Kaluta's also got other work in the pipeline:

"I have finished a cover for a Christopher Golden Fantasy/Horror hardback titled 'Straight on 'til Morning.' It is limited and is heavily illustrated by many known artists, due out in January 2001.

"Beyond that, there's little new work coming out, but, there are two new books on my work slated for publication this year ... the first is 'Echoes' from Vanguard Productions and is a book of drawings, most never seen before: work from film and television design, game design and glimpses into other projects that never went anywhere, like the 'Illustrated Anne of Green Gables.' It'll be 120 pages in the regular paperback and the hardback, and there'll be a special hardback edition, signed and numbered, with 16 extra pages. This book is due out around the 20th of October.

"The second book will be coming from Spain, from Norma Editorial. It'll be mostly color and about 80 pages long. It'll be published in English by NBM here in America. So far there is no firm title, but the book is being shown at the Frankfurt Book Fair this week, so I expect they've settled on one by now! This book is due out in November, but might come out in December."


Note: Adult language in following story.

[Authority #20]When Warren Ellis left DC/Wildstorm's "The Authority," conventional wisdom said that, no matter how good Mark Millar's work on the title might or might not be, sales would take a hit. Ellis, after all, was synonymous with "The Authority" for many fans, ever since he took over writing the team's precursor title, "Stormwatch," several years before.

Conventional wisdom, it turns out, was wrong.

"Just had some excellent news from [editor] John Layman at Wildstorm," Millar told the Comic Wire last week. "Apparently, 'Authority' has been jumping between fifteen hundred and two thousand copies -- a fucking ISSUE!"

DC, Millar says, is thrilled, "Wildstorm are delighted (I think we're now their top-selling monthly) and I'm chuffed to bits.
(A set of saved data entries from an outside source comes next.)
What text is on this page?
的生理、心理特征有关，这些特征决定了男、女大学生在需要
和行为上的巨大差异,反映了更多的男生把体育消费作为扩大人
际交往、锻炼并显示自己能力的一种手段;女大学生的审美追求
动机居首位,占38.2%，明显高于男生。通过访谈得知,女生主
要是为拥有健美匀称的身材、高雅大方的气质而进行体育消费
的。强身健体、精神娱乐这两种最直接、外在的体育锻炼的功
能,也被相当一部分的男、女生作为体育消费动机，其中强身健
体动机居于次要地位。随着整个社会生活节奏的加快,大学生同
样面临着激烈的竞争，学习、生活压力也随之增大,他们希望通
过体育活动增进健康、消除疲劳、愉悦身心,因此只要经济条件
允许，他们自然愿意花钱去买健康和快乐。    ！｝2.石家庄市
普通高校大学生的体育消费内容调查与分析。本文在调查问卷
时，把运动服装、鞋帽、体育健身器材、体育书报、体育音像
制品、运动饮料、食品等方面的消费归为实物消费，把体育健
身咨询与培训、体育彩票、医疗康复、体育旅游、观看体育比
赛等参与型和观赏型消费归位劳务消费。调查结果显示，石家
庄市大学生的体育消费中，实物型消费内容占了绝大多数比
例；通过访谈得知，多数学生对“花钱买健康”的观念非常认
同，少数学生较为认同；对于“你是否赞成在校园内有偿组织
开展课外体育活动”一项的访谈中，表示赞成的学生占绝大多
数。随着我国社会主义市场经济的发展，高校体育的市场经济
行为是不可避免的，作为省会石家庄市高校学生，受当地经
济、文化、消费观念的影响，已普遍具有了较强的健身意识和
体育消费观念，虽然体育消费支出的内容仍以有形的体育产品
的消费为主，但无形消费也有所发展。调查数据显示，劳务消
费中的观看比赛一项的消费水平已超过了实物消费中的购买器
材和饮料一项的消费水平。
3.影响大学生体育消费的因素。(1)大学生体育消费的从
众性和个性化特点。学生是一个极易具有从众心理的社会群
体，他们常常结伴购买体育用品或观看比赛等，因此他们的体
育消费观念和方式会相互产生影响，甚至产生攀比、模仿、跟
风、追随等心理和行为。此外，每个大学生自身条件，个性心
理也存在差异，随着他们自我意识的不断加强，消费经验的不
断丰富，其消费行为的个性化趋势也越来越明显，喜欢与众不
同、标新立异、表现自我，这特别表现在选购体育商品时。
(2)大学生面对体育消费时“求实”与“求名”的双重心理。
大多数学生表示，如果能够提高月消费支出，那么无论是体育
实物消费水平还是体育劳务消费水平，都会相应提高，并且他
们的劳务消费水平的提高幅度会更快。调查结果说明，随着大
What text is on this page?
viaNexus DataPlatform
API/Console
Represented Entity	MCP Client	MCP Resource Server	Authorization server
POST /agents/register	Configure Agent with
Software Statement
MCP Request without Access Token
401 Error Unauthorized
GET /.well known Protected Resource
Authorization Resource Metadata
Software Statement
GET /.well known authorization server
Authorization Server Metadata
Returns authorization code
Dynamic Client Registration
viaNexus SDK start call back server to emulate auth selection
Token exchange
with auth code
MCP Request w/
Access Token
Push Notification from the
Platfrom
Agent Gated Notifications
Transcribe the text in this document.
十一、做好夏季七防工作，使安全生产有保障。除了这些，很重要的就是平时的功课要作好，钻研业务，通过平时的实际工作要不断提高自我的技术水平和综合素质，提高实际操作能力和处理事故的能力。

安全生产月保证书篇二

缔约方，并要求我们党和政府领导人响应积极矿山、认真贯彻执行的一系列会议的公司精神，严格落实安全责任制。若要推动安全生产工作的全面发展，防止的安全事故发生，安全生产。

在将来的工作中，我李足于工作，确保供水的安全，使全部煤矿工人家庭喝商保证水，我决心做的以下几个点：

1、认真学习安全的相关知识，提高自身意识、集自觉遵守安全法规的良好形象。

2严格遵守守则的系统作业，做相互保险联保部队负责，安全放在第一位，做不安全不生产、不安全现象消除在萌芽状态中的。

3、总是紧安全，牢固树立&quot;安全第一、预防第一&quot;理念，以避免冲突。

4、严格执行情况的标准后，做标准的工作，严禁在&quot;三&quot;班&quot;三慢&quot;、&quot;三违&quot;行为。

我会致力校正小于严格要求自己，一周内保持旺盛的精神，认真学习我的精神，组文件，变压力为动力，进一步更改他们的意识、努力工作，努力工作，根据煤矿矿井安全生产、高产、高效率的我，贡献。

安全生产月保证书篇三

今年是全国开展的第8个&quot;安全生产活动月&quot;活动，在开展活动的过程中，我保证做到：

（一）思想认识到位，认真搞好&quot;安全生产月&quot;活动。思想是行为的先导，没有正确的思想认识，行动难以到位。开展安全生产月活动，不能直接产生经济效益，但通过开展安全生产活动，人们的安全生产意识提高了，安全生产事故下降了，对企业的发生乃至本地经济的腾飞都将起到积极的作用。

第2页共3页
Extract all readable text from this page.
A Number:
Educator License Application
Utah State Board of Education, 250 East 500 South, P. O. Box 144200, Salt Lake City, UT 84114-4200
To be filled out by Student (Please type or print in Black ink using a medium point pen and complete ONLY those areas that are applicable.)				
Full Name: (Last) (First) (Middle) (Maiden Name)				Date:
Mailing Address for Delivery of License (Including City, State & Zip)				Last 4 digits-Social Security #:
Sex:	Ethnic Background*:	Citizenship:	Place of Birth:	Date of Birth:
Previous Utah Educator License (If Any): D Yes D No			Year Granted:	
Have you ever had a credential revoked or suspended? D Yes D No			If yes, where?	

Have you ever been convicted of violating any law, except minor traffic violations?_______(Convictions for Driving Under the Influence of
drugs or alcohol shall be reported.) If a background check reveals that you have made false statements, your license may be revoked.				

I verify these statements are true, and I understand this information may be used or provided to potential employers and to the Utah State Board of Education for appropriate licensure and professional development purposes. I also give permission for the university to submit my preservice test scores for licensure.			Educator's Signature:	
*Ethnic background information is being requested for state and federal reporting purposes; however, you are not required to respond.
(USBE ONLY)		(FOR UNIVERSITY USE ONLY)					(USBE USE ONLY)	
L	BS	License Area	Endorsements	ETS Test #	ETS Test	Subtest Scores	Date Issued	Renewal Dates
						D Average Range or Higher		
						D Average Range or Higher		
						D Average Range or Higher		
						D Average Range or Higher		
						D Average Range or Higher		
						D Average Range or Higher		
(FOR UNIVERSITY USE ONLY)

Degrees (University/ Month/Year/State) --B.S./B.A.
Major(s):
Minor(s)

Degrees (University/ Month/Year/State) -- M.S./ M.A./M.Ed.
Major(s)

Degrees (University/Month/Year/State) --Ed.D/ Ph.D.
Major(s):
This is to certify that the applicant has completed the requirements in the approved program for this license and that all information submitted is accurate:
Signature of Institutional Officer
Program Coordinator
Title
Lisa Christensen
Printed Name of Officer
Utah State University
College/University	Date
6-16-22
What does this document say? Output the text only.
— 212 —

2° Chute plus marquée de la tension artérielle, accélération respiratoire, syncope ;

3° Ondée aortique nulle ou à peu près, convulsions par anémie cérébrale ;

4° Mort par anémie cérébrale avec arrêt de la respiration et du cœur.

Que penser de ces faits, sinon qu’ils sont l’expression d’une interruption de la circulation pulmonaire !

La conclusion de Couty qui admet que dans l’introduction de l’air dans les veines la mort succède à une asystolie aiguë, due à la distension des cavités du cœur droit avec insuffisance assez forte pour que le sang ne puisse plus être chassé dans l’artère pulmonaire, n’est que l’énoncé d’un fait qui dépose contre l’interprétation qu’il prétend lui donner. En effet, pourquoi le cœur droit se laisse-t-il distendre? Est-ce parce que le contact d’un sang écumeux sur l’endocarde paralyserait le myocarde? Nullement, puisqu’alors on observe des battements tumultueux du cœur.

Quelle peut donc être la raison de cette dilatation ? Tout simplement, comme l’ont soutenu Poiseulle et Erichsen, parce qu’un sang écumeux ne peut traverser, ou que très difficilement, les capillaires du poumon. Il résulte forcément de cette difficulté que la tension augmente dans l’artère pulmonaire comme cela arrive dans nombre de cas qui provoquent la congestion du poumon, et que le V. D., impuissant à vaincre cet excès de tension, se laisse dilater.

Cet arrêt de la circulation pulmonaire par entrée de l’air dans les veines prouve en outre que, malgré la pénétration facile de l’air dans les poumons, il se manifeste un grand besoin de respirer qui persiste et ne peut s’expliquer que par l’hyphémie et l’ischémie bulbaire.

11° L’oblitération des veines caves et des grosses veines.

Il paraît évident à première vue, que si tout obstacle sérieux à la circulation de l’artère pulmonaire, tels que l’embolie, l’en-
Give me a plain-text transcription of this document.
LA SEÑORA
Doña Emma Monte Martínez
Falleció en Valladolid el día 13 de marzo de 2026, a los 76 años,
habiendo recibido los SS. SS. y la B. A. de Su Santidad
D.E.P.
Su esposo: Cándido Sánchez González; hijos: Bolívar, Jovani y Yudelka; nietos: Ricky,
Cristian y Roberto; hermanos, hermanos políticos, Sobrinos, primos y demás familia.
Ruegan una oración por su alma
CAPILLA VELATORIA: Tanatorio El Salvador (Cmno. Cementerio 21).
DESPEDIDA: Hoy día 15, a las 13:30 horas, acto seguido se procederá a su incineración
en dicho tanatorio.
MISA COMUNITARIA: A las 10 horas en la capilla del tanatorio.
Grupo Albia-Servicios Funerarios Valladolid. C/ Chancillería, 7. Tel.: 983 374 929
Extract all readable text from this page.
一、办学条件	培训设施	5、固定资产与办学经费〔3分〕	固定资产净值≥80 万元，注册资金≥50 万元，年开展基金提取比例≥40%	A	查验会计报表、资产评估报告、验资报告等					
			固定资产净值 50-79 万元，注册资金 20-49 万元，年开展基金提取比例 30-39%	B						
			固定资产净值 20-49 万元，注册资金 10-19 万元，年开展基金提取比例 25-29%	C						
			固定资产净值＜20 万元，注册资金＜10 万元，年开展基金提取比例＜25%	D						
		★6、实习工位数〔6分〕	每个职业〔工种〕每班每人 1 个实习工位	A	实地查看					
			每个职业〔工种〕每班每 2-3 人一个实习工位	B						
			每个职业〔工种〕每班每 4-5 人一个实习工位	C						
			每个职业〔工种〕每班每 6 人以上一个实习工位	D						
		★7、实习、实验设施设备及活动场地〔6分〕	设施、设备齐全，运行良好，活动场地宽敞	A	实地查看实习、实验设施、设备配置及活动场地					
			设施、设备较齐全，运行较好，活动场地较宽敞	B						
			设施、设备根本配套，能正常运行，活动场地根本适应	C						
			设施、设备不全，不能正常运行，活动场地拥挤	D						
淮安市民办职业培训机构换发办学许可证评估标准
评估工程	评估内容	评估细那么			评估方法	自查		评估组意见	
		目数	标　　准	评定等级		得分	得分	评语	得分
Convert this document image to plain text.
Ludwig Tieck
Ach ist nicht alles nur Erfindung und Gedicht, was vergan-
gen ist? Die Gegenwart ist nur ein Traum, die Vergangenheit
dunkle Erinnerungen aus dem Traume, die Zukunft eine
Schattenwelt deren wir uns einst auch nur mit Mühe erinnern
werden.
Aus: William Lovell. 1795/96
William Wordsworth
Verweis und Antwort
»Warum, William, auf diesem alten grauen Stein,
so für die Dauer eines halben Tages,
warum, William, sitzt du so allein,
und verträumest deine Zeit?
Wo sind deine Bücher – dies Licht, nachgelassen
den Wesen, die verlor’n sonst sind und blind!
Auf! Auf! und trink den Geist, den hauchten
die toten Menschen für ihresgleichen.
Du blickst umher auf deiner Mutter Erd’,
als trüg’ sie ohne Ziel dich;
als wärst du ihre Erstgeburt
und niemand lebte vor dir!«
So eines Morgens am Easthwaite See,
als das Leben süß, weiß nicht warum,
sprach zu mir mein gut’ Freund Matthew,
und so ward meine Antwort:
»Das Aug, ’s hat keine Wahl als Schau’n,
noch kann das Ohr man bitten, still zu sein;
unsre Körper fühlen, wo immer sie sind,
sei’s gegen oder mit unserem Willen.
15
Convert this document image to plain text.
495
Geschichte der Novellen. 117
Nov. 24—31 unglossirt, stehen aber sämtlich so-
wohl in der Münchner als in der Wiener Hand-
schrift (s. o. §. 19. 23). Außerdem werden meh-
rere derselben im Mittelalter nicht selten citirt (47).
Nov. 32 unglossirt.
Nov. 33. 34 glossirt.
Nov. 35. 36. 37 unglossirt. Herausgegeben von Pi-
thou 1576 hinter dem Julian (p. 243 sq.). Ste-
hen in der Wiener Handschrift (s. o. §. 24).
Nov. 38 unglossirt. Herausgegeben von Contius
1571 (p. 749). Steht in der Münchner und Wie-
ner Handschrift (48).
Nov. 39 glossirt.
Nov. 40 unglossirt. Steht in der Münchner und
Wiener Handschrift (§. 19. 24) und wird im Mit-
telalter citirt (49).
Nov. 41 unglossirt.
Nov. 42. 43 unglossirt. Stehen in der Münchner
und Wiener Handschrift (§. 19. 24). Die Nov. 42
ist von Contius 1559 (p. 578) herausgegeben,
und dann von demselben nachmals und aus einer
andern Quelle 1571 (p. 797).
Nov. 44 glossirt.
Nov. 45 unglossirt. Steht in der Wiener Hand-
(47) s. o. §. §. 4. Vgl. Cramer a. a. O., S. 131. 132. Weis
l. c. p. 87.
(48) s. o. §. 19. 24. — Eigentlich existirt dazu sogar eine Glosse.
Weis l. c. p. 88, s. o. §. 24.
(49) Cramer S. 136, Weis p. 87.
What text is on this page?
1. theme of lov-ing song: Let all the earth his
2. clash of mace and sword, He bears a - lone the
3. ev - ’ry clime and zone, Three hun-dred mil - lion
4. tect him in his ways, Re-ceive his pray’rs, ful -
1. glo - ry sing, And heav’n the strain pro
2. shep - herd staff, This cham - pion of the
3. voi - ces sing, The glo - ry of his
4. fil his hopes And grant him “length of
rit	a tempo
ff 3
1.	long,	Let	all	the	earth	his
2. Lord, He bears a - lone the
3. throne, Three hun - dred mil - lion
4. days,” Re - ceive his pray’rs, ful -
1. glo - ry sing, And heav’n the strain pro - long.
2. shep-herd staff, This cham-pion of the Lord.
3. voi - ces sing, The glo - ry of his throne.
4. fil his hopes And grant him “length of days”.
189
"Didn't even know this was happening, but apparently #19, #20 and #21 jumped almost two thousand copies every month. If we keep this up, I might even get a royalty cheque and be able to pay off my overdraft!"


While the character isn't a breakout hit, the blank-faced Question has had a loyal following over the years, both at Charlton and, for the past 15 years, at DC Comics. The character got an uncredited major role in the recent "Batman/Huntress: Cry for Blood" miniseries, and next year, look for miniseries writer Greg Rucka to turn his attention back to the character once more.

"Cry for Blood" artist Rick "Burchett and I are going to start work on a Question story shortly, that will most likely run as a back-up in ['Detective Comics']," Rucka told 4 Color Review last week. "[Huntress] will be very present in that story," he said.

To Rucka, "Cry for Blood" was more of a "Huntress/Question" miniseries than a "Batman/Huntress" one, title be damned.

"I knew exactly where and when Batman would appear in the story, and I knew the influence he'd have on Helena's actions, but I always saw the story as more about Helena and Vic than about Huntress and Batman. Though I think it's a mistake to downplay Batman's influence in the story -- he's truly the most influential character … nothing that Helena did in 'Cry For Blood' was not, in some way, swayed by his presence."

As for which Question fans of the character can expect to see in "Detective Comics" next year, it's likely to have more in common with Batman editor Denny O'Neil's take on the character than the original Steve Ditko version.

"Denny's take is, to me, the definitive one. I've nothing against the Ditko Question, but the fact is that, personally, I find that incarnation rather boring. Denny took an essentially dull and violent vigilante with a single gimmick and invested him with character," he said. "And I personally think Denny's run on 'The Question' is one of the best series out there, that it truly did break rules and boundaries. Whenever I write Vic, I always write with Denny in mind."